Moves by Australia to secure access at the bilateral AUSMIN meetings in Washington last December were unable, furthermore, to formally have the US ‘pare back rules that prohibit US technology export’. (3) They have no wish to do so. The position of the US closely followed Cold War concerns about their own defence and security being compromised by allies. In recent times Australia has been besieged with Cold War allegations, in numerous US-led media outlets, about Chinese spies, although there is rarely, if ever, any evidence provided by so-called journalists.

Shortly after the US government position at the AUSMIN meeting was taken, a move to shift shift attention and not attract unnecessary publicity took place; it was announced, for example, from a rising Republican, Kevin Kiley, that ‘the US should put its own submarine program ahead of Australia’s following concern that American shipyards would struggle to build enough new submarines to satisfy both the Pentagon and Australia’s expectations under the AUKUS security pact’. (4)  
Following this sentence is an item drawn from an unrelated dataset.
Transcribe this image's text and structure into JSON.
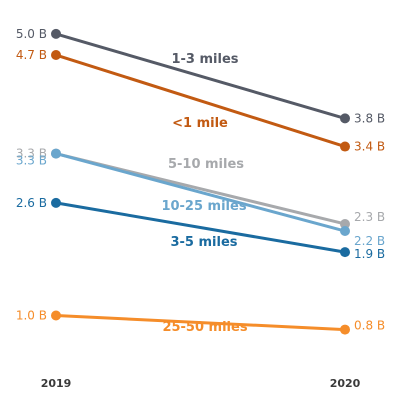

The statement followed a leaked letter from two US senators to President Biden early this year which ‘revealed concerns that the US might not be able to supply Australia with nuclear-powered submarines as envisaged under the 2021 AUKUS agreement without jeopardising the US Navy’s requirements of at least two new submarines a year’. (5)

A diplomatic statement from the US Ambassador to Australia, Caroline Kennedy, noted, nevertheless, ‘the US was aware of the problem and working to reform the rules’, reverting to the previous position. (6) Taking the nature of US regulations about the exporting of sensitive military technology, however, the matter may well drag on into another age, continuing the stalling process. Changing US government regulations will require extensive committee procedures and bipartisan agreement in both Washington and the Pentagon in an age when the whole US political system remains bitterly divided. There would appear to be little common ground.

Some serious questions, therefore, arise and include:

          if Australia’s submarine program was so important why has this matter now arisen;

          just what type of security vetting is the US intending imposing upon the Australian workforce, their family and friends, and the trade-union movement;

In conclusion:

                                        We need an independent foreign policy!

1.     US secrecy rules over military tech ‘could scuttle AUKUS’,

        The Australian, 13 January 2023.

2.     Ibid.

3.     Ibid.

4.     US ‘needs first before any subs to Australia’,

        The Australian, 19 January 2023.

5.     Ibid.

6.     Australian, op.cit., 13 January 2023.